Step 8 - Update the YAML
Edit tests/runner/test_config/torch/test_config_training_single_device.yaml. The YAML was not pre-edited in Step 6, so this is a single write per affected entry. Update every training entry covered by Step 6 - not just the original one. The goal: get tests out of NOT_SUPPORTED_SKIP so they actually run in nightly/weekly. Pick by outcome:
- Pass:
<key>:
status: EXPECTED_PASSING
Drop bringup_status and reason entirely.
- Fail with
INCORRECT_RESULT (PCC failure): the test is functionally running, just inaccurate. Run it as EXPECTED_PASSING with PCC checks disabled:
<key>:
status: EXPECTED_PASSING
assert_pcc: false
Drop bringup_status and reason.
- Any other failure (
FAILED_TTMLIR_COMPILATION, FAILED_RUNTIME, or even still FAILED_FE_COMPILATION for an unrelated env/import reason like _has_torch_function docstring, is_torch_fx_available, Boolean value of Tensor … ambiguous, ModuleNotFoundError): mark as KNOWN_FAILURE_XFAIL so nightly/weekly invokes the test and reports XFAIL with the documented reason instead of silently skipping:
<key>:
status: KNOWN_FAILURE_XFAIL
bringup_status: <FAILED_FE_COMPILATION | FAILED_TTMLIR_COMPILATION | FAILED_RUNTIME>
reason: "<one-line excerpt of the real error, ~120 chars>"
Do not add a markers: field unless one was already present for an unrelated reason. Never leave a triaged entry at NOT_SUPPORTED_SKIP - the runner skips those (tests/runner/test_models.py:118) and the failure is invisible in nightly reports.
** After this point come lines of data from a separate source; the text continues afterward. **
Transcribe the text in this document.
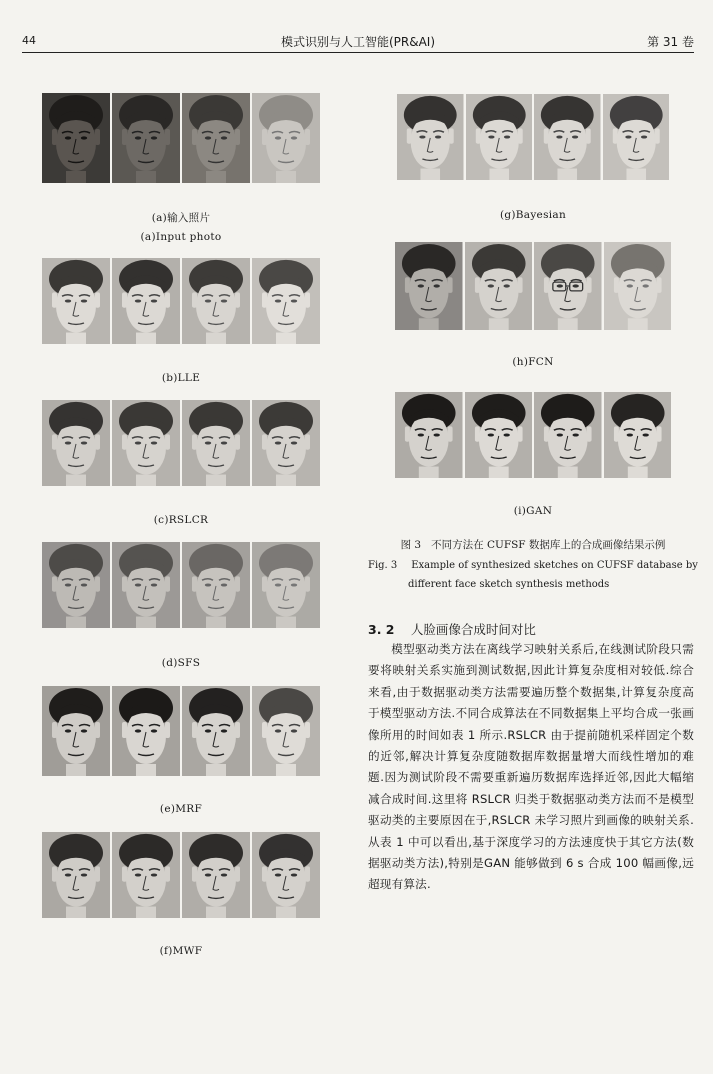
44	模式识别与人工智能(PR&AI)	第 31 卷
(a)输入照片
(a)Input photo
(b)LLE
(c)RSLCR
(d)SFS
(e)MRF
(f)MWF
(g)Bayesian
(h)FCN
(i)GAN
图 3 不同方法在 CUFSF 数据库上的合成画像结果示例
Fig. 3 Example of synthesized sketches on CUFSF database by
different face sketch synthesis methods
3. 2 人脸画像合成时间对比
模型驱动类方法在离线学习映射关系后,在线测试阶段只需要将映射关系实施到测试数据,因此计算复杂度相对较低.综合来看,由于数据驱动类方法需要遍历整个数据集,计算复杂度高于模型驱动方法.不同合成算法在不同数据集上平均合成一张画像所用的时间如表 1 所示.RSLCR 由于提前随机采样固定个数的近邻,解决计算复杂度随数据库数据量增大而线性增加的难题.因为测试阶段不需要重新遍历数据库选择近邻,因此大幅缩减合成时间.这里将 RSLCR 归类于数据驱动类方法而不是模型驱动类的主要原因在于,RSLCR 未学习照片到画像的映射关系.从表 1 中可以看出,基于深度学习的方法速度快于其它方法(数据驱动类方法),特别是GAN 能够做到 6 s 合成 100 幅画像,远超现有算法.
The inference log is informational only. Do not modify the inference YAML entry. Flag any inference regression to the user in the final report so they can investigate separately.
Step 9 - Final report
Print a single concise summary to the user:
- Resolved test -> loader path + YAML key
- Forward output structure observed on CPU (one or two lines)
- Fix path taken: registry entry (which class -> which attr, which other YAML entries it covered) or per-loader override (file, method signature, what it returns). State explicitly which path you chose and why the other was not used.
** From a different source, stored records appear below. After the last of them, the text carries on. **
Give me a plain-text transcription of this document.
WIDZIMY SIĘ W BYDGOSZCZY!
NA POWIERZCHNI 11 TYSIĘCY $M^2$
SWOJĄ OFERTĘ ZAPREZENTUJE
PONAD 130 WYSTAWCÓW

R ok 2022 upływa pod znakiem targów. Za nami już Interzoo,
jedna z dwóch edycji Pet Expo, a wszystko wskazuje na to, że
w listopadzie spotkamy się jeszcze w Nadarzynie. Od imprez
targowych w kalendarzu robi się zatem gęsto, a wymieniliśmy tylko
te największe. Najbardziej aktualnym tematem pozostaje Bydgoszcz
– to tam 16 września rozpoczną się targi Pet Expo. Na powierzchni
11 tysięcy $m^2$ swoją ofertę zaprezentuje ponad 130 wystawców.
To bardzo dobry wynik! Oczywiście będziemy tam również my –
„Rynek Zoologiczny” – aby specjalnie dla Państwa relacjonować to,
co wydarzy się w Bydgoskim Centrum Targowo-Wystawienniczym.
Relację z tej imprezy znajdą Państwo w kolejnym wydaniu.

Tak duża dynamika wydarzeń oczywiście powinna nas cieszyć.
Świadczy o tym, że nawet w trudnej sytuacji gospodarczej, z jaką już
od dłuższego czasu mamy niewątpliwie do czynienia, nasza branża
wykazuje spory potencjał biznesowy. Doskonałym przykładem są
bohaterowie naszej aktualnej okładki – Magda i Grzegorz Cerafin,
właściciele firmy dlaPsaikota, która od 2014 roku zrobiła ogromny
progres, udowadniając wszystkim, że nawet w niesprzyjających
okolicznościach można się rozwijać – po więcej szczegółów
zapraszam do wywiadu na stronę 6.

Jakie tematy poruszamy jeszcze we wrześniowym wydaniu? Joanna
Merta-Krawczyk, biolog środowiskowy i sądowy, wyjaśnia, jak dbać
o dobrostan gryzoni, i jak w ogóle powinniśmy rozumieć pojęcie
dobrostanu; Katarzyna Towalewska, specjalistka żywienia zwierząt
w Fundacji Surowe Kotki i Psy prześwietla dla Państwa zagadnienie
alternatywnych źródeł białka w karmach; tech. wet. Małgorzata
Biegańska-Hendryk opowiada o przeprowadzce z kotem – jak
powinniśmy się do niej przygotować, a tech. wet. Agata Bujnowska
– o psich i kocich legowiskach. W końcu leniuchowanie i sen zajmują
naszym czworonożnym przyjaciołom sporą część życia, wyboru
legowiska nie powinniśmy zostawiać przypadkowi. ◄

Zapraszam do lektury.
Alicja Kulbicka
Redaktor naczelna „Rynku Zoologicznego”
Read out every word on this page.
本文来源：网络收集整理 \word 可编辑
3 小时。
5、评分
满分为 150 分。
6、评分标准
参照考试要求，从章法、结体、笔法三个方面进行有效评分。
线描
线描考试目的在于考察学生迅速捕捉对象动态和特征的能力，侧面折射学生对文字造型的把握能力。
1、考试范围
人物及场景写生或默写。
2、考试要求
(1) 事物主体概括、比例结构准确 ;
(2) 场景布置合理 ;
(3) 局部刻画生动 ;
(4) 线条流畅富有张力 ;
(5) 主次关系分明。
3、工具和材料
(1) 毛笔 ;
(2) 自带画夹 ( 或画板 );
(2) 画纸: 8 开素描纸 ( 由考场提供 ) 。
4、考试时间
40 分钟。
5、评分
- Pytest outcome for every affected training entry (pass/fail with the real error from the junit XML's
error_message if fail), plus the original inference entry.
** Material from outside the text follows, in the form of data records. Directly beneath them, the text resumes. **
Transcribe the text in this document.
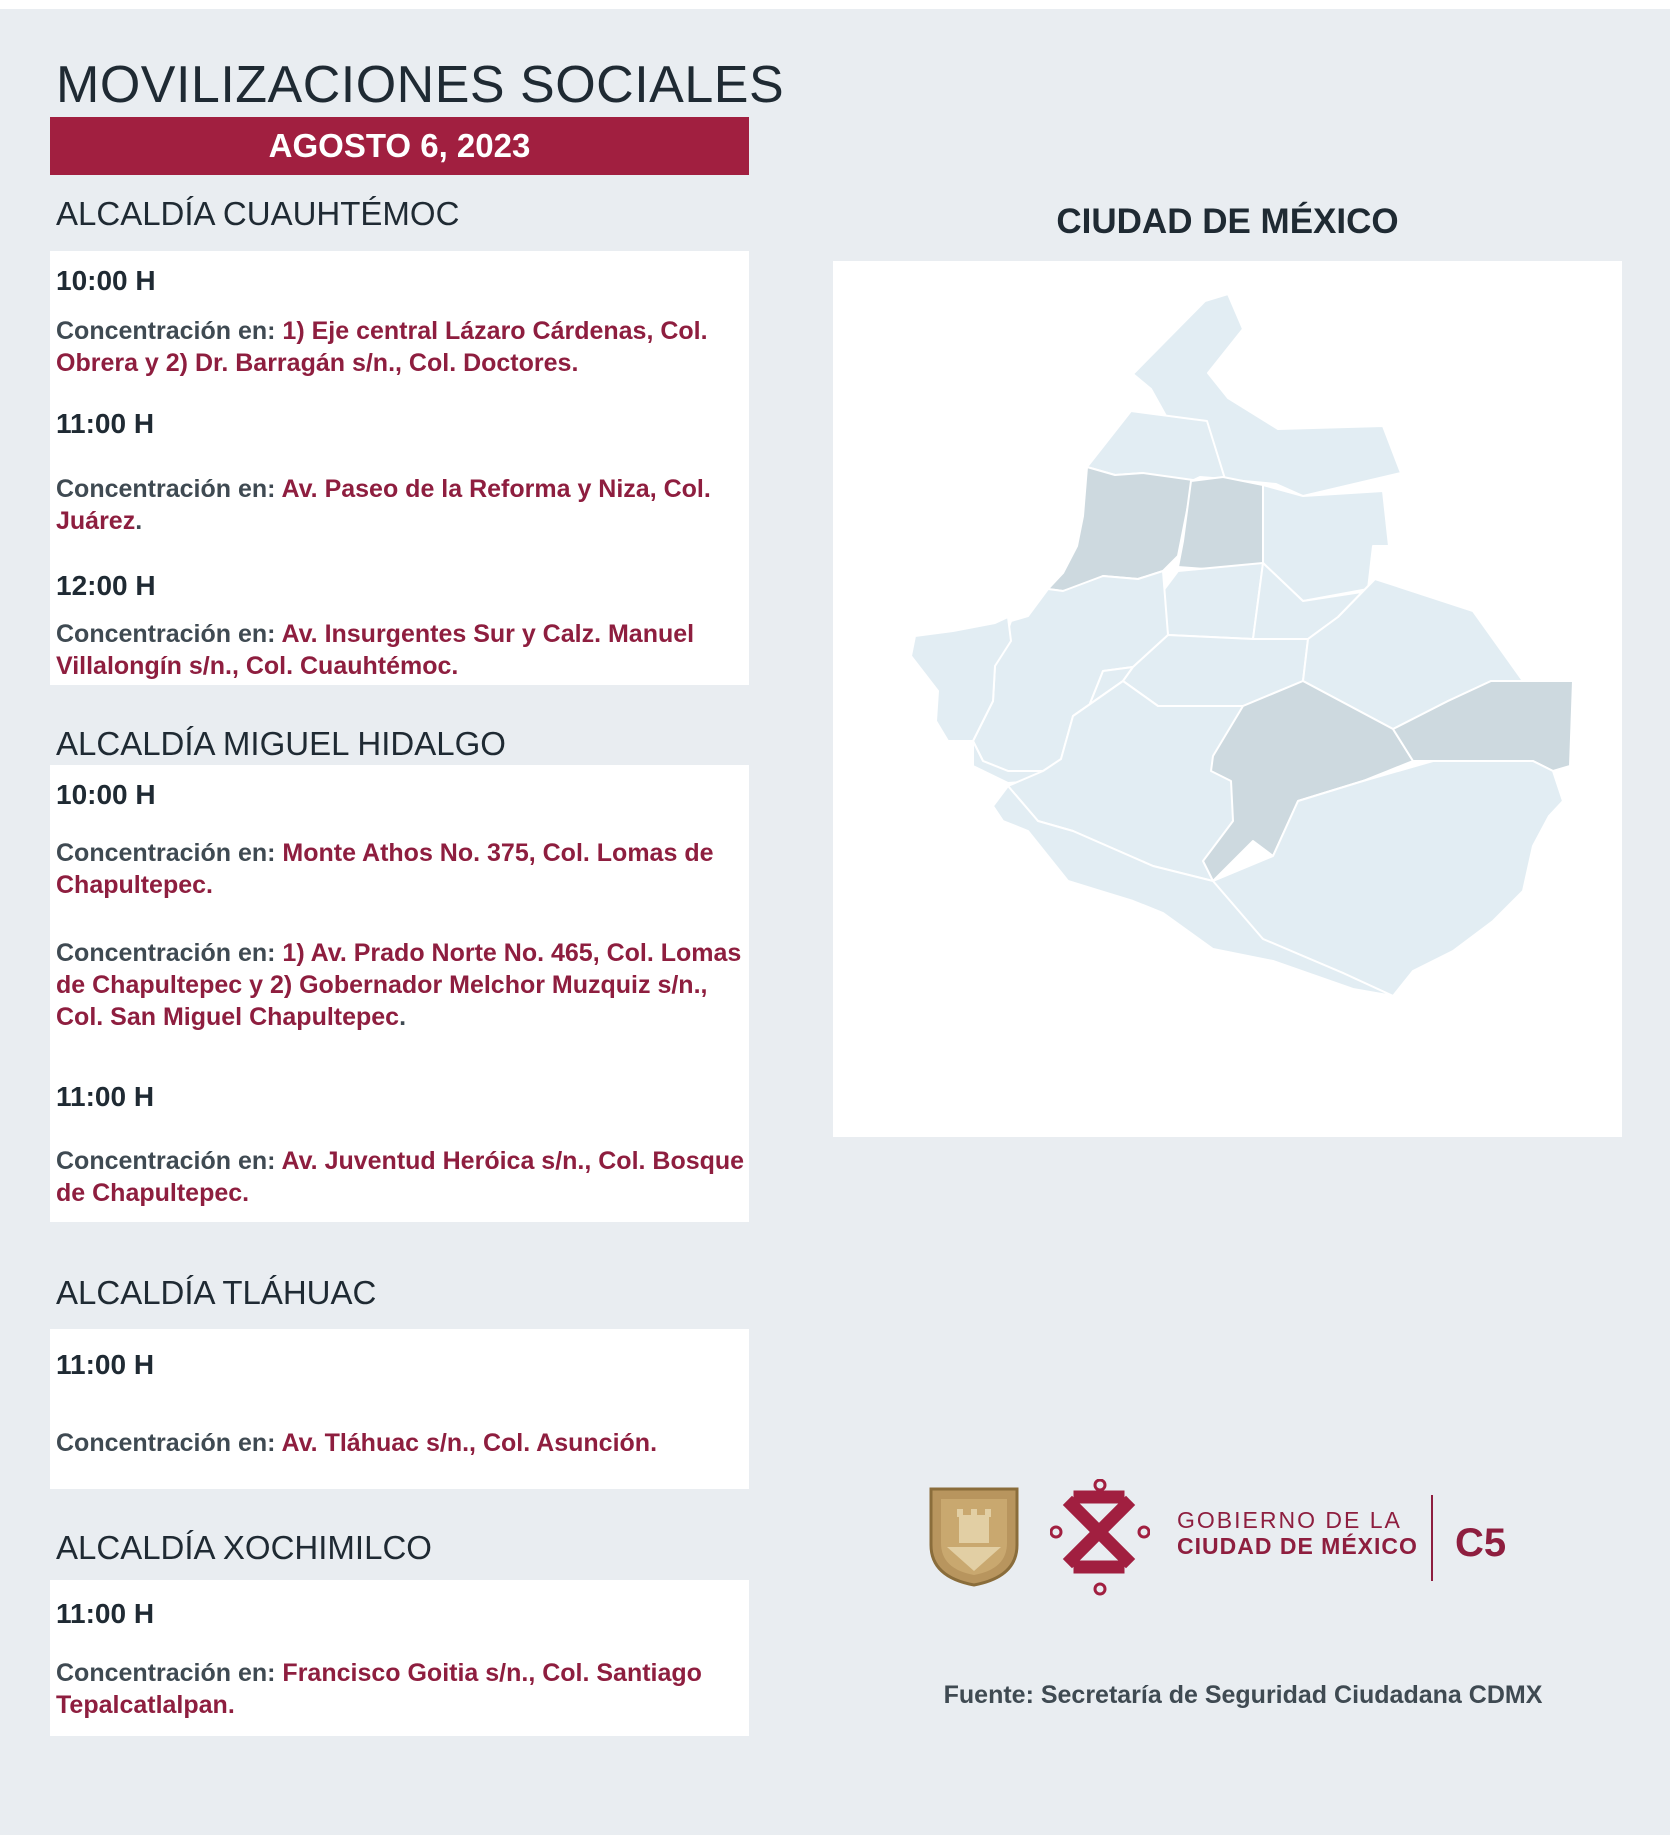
MOVILIZACIONES SOCIALES
AGOSTO 6, 2023
ALCALDÍA CUAUHTÉMOC
10:00 H
Concentración en: 1) Eje central Lázaro Cárdenas, Col. Obrera y 2) Dr. Barragán s/n., Col. Doctores.
11:00 H
Concentración en: Av. Paseo de la Reforma y Niza, Col. Juárez.
12:00 H
Concentración en: Av. Insurgentes Sur y Calz. Manuel Villalongín s/n., Col. Cuauhtémoc.
ALCALDÍA MIGUEL HIDALGO
10:00 H
Concentración en: Monte Athos No. 375, Col. Lomas de Chapultepec.
Concentración en: 1) Av. Prado Norte No. 465, Col. Lomas de Chapultepec y 2) Gobernador Melchor Muzquiz s/n., Col. San Miguel Chapultepec.
11:00 H
Concentración en: Av. Juventud Heróica s/n., Col. Bosque de Chapultepec.
ALCALDÍA TLÁHUAC
11:00 H
Concentración en: Av. Tláhuac s/n., Col. Asunción.
ALCALDÍA XOCHIMILCO
11:00 H
Concentración en: Francisco Goitia s/n., Col. Santiago Tepalcatlalpan.
CIUDAD DE MÉXICO
GOBIERNO DE LA
CIUDAD DE MÉXICO C5
Fuente: Secretaría de Seguridad Ciudadana CDMX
- YAML diff (the lines that changed across all affected entries).
- Anything that needs human review (e.g. inference regression, ambiguous loss target, registry entry that affected an unexpected number of tests,
extract_tensors_recursive returned an unexpected number of tensors).
Hard rules (do not violate)
- Invoked with one test at a time. If
<test-name> is missing or matches multiple entries, abort and ask.
- Only act when Step 3's CPU triage shows the model returns a class/structure that is not already correctly handled by
unpack_forward_output. The YAML reason: is informational - do not gate on it (it may be stale). If Step 3 shows the output is already covered by an existing handler that yields a tensor, the YAML is the only thing wrong: skip to Step 6 and update the YAML.
- Prefer the registry path (Step 5a) over per-loader override (Step 5b). Use the override only when the decision criteria in Step 5 require it.
- Per-loader override must return only loss-relevant tensors and must carry the two-section docstring defined in Step 5b (forward output structure, what is selected and why).
- Whichever path is taken, the fix must return only loss-relevant tensors - never aux outputs (attentions, hidden states, FPN side branches).
- A registry entry has global scope. Re-verify and update YAML for every affected training entry, not just the originally requested one.
- Verification uses
pytest --force-run --runxfail --junitxml=<path>. Do not pre-edit the YAML before pytest. Read the XML for outcomes; classify failures from the <failure> element and the error_message property.
- Touch only the training YAML entries. Inference is informational.
- Do not commit or push. Leave changes staged-but-uncommitted unless the user asks otherwise.